The American Civil Liberties Union has given President Obama a clever way to elide the ban on funds for transferring Gitmo detainees for trial that would allow the president to avoid relying on the sort of broad executive power claimed by the last administration. Charlie Savage reports that instead, the ACLU wants Obama to make a signing statement making clear that the ban only applies to Department of Defense funds, not those appropriated by other agencies:
Sections 1032 and 1033 do not prohibit the Department of Justice (“DOJ”) from using its own funds to transfer criminal defendants from Guantanamo to federal criminal court in the United States, and do not prohibit the Department of Homeland Security (“DHS”) or State from using their own funds to transfer detainees from Guantanamo for resettlement or repatriation in foreign countries.
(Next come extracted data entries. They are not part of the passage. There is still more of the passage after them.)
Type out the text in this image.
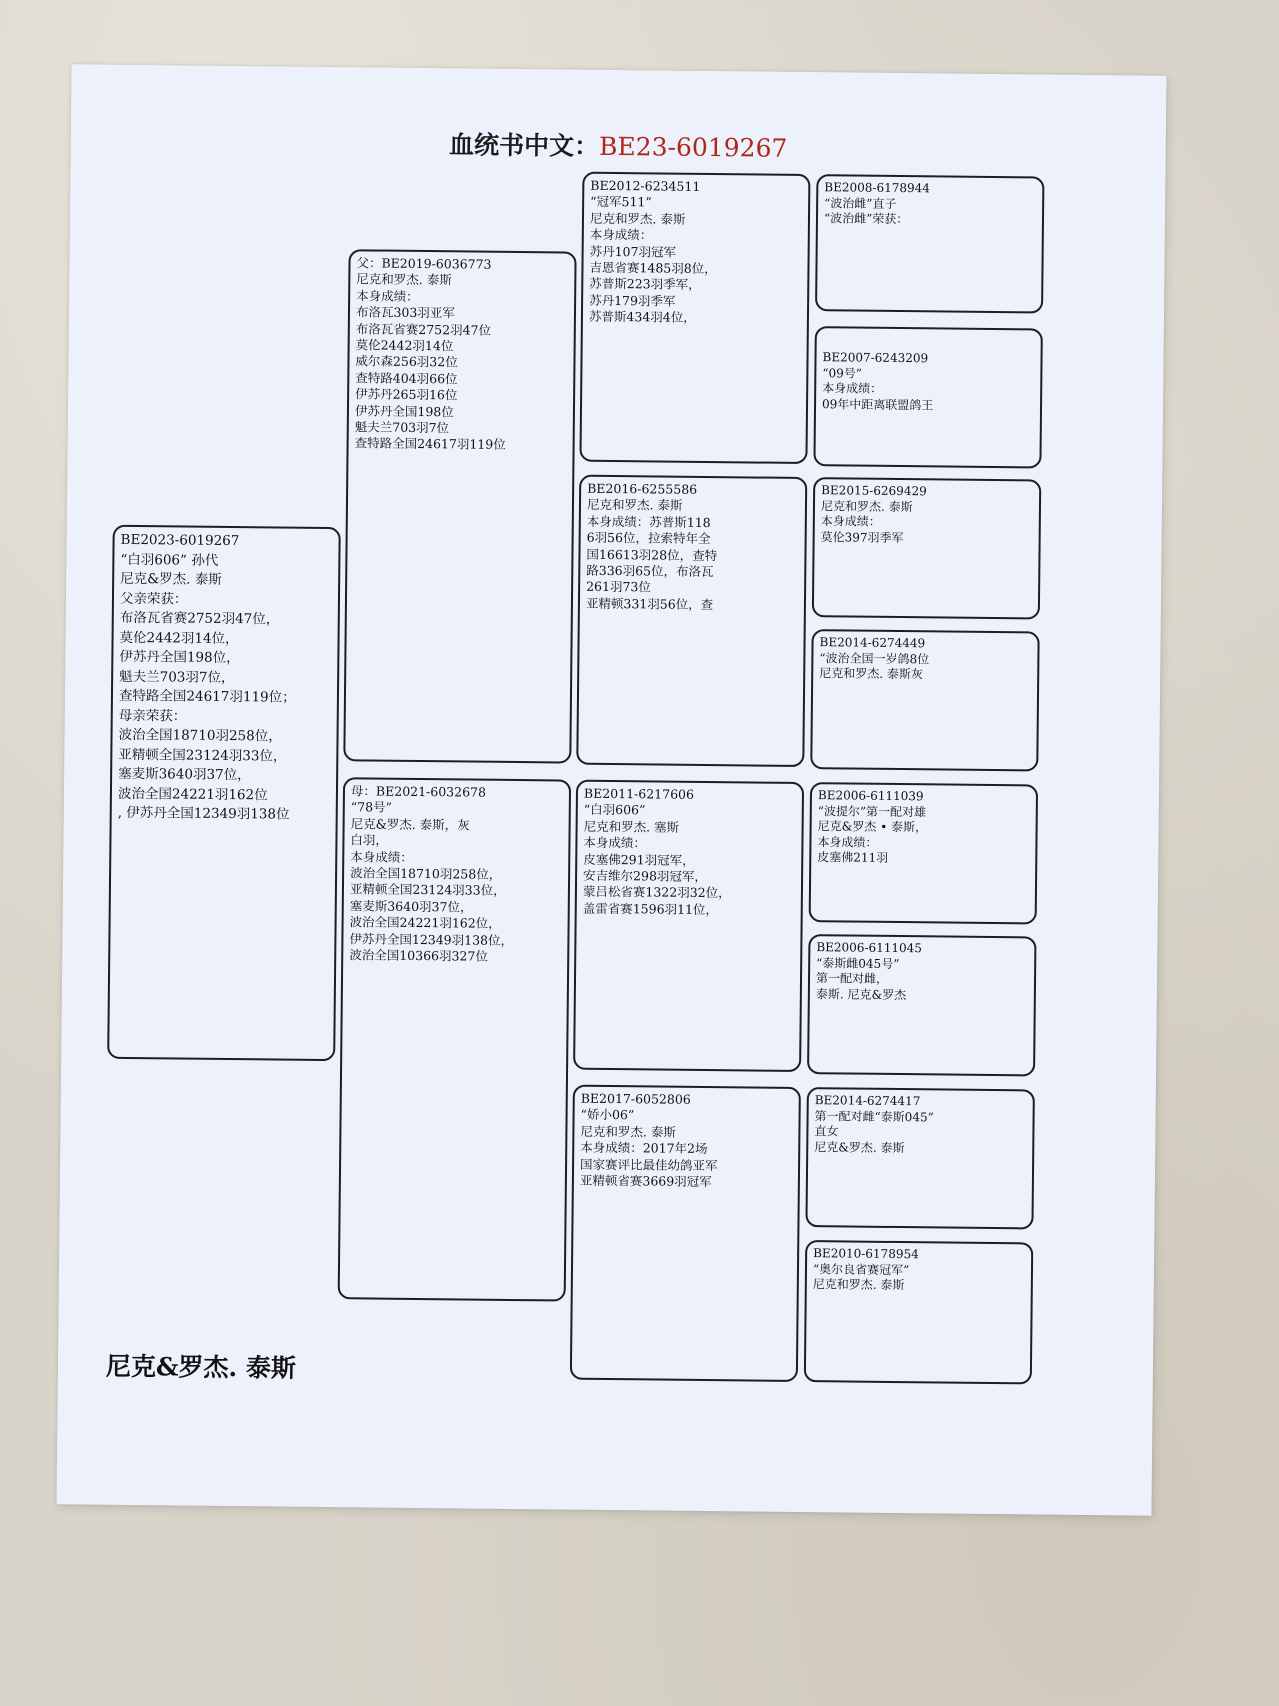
血统书中文：BE23-6019267
BE2023-6019267
“白羽606” 孙代
尼克&罗杰. 泰斯
父亲荣获：
布洛瓦省赛2752羽47位，
莫伦2442羽14位，
伊苏丹全国198位，
魁夫兰703羽7位，
查特路全国24617羽119位；
母亲荣获：
波治全国18710羽258位，
亚精顿全国23124羽33位，
塞麦斯3640羽37位，
波治全国24221羽162位
, 伊苏丹全国12349羽138位
父：BE2019-6036773
尼克和罗杰. 泰斯
本身成绩：
布洛瓦303羽亚军
布洛瓦省赛2752羽47位
莫伦2442羽14位
威尔森256羽32位
查特路404羽66位
伊苏丹265羽16位
伊苏丹全国198位
魁夫兰703羽7位
查特路全国24617羽119位
母：BE2021-6032678
“78号”
尼克&罗杰. 泰斯，灰
白羽，
本身成绩：
波治全国18710羽258位，
亚精顿全国23124羽33位，
塞麦斯3640羽37位，
波治全国24221羽162位，
伊苏丹全国12349羽138位，
波治全国10366羽327位
BE2012-6234511
“冠军511”
尼克和罗杰. 泰斯
本身成绩：
苏丹107羽冠军
吉恩省赛1485羽8位，
苏普斯223羽季军，
苏丹179羽季军
苏普斯434羽4位，
BE2016-6255586
尼克和罗杰. 泰斯
本身成绩：苏普斯118
6羽56位，拉索特年全
国16613羽28位，查特
路336羽65位，布洛瓦
261羽73位
亚精顿331羽56位，查
BE2011-6217606
“白羽606”
尼克和罗杰. 塞斯
本身成绩：
皮塞佛291羽冠军，
安吉维尔298羽冠军，
蒙吕松省赛1322羽32位，
盖雷省赛1596羽11位，
BE2017-6052806
“娇小06”
尼克和罗杰. 泰斯
本身成绩：2017年2场
国家赛评比最佳幼鸽亚军
亚精顿省赛3669羽冠军
BE2008-6178944
“波治雌”直子
“波治雌”荣获：
BE2007-6243209
“09号”
本身成绩：
09年中距离联盟鸽王
BE2015-6269429
尼克和罗杰. 泰斯
本身成绩：
莫伦397羽季军
BE2014-6274449
“波治全国一岁鸽8位
尼克和罗杰. 泰斯灰
BE2006-6111039
“波提尔”第一配对雄
尼克&罗杰 • 泰斯，
本身成绩：
皮塞佛211羽
BE2006-6111045
“泰斯雌045号”
第一配对雌，
泰斯. 尼克&罗杰
BE2014-6274417
第一配对雌“泰斯045”
直女
尼克&罗杰. 泰斯
BE2010-6178954
“奥尔良省赛冠军”
尼克和罗杰. 泰斯
尼克&罗杰. 泰斯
In other words, section 1032 does not prohibit DOJ from sending a plane with federal marshals to transport detainees from Guantanamo to federal criminal court in the United States for prosecution. Similarly, section 1033 does not prohibit DHS or the State Department from sending a plane to Guantanamo to transfer a detainee from Guantanamo to a foreign country. No NDAA-authorized funds, or any other DOD funds would be required for such transfers by other departments.
In other words, Obama would neither simply be defying the will of Congress, imperial presidency style, nor would he be prevented from taking action on his promise to close Gitmo. I'm not entirely sure the solution the ACLU suggests is entirely logistically feasible, but if it works, it provides a solution to the moral dilemma faced by liberals who want to see Guantanamo closed and the rule of law -- including limits on executive power -- respected.
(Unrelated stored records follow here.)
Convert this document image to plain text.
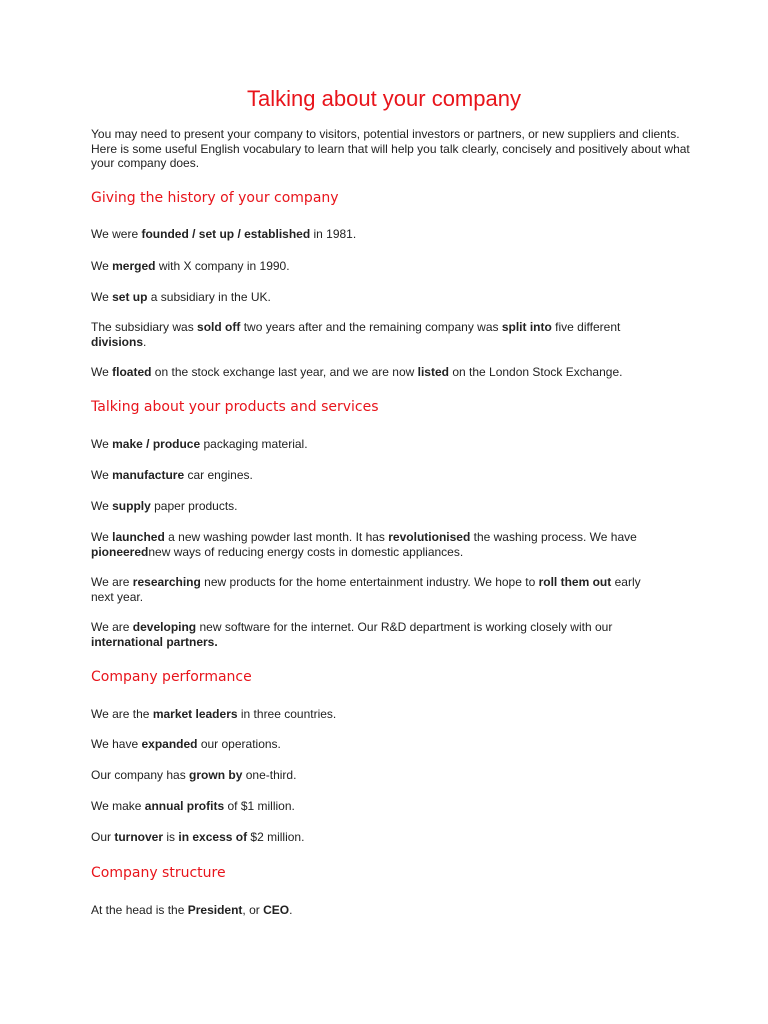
Talking about your company

You may need to present your company to visitors, potential investors or partners, or new suppliers and clients. Here is some useful English vocabulary to learn that will help you talk clearly, concisely and positively about what your company does.

Giving the history of your company

We were founded / set up / established in 1981.

We merged with X company in 1990.

We set up a subsidiary in the UK.

The subsidiary was sold off two years after and the remaining company was split into five different divisions.

We floated on the stock exchange last year, and we are now listed on the London Stock Exchange.

Talking about your products and services

We make / produce packaging material.

We manufacture car engines.

We supply paper products.

We launched a new washing powder last month. It has revolutionised the washing process. We have pioneerednew ways of reducing energy costs in domestic appliances.

We are researching new products for the home entertainment industry. We hope to roll them out early next year.

We are developing new software for the internet. Our R&D department is working closely with our international partners.

Company performance

We are the market leaders in three countries.

We have expanded our operations.

Our company has grown by one-third.

We make annual profits of $1 million.

Our turnover is in excess of $2 million.

Company structure

At the head is the President, or CEO.
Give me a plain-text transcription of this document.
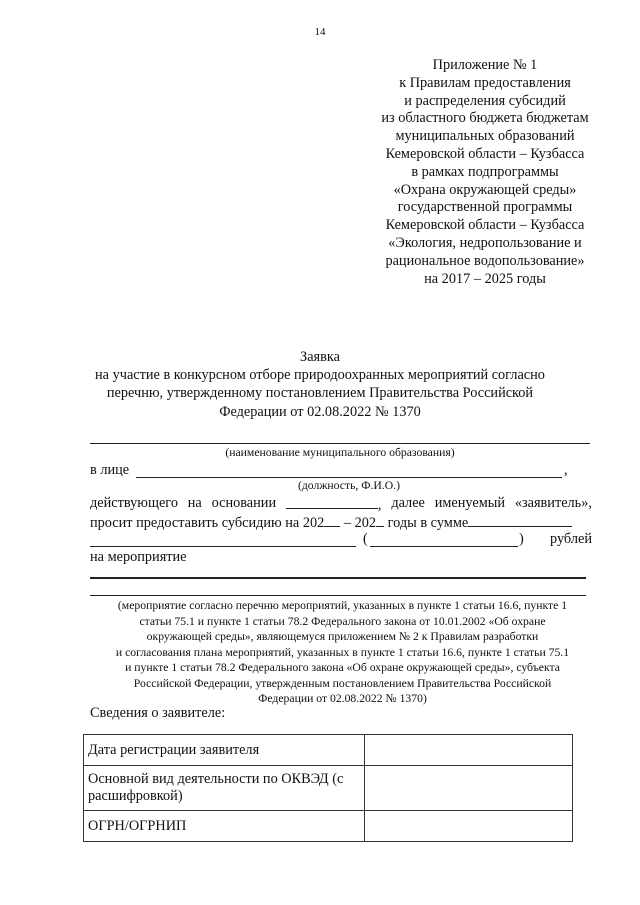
14
Приложение № 1
к Правилам предоставления
и распределения субсидий
из областного бюджета бюджетам
муниципальных образований
Кемеровской области – Кузбасса
в рамках подпрограммы
«Охрана окружающей среды»
государственной программы
Кемеровской области – Кузбасса
«Экология, недропользование и
рациональное водопользование»
на 2017 – 2025 годы
Заявка
на участие в конкурсном отборе природоохранных мероприятий согласно
перечню, утвержденному постановлением Правительства Российской
Федерации от 02.08.2022 № 1370
(наименование муниципального образования)
в лице	,
(должность, Ф.И.О.)
действующего на основании	, далее именуемый «заявитель»,
просит предоставить субсидию на 202 – 202 годы в сумме
(	) рублей
на мероприятие
(мероприятие согласно перечню мероприятий, указанных в пункте 1 статьи 16.6, пункте 1
статьи 75.1 и пункте 1 статьи 78.2 Федерального закона от 10.01.2002 «Об охране
окружающей среды», являющемуся приложением № 2 к Правилам разработки
и согласования плана мероприятий, указанных в пункте 1 статьи 16.6, пункте 1 статьи 75.1
и пункте 1 статьи 78.2 Федерального закона «Об охране окружающей среды», субъекта
Российской Федерации, утвержденным постановлением Правительства Российской
Федерации от 02.08.2022 № 1370)
Сведения о заявителе:
Дата регистрации заявителя	
Основной вид деятельности по ОКВЭД (с расшифровкой)	
ОГРН/ОГРНИП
As Savage writes, this depends on how the administration interprets the statute, and if they see it as meant to be an absolute ban, the ACLU wants Obama to veto it -- which he almost certainly won't. At the same time, I think they have identified a pretty big loophole. If Congress really wants an absolute ban they can pass one, although I'm not sure that it would be constitutional. At the very least, as Marcy Wheeler writes, because this option avoids reinforcing Bush-era arbitrary assertions of executive power and offers a chance for progress on closing Gitmo, it puts the White House in a position where actually choosing to adhere to the ban is an active decision rather than simple acquiescence.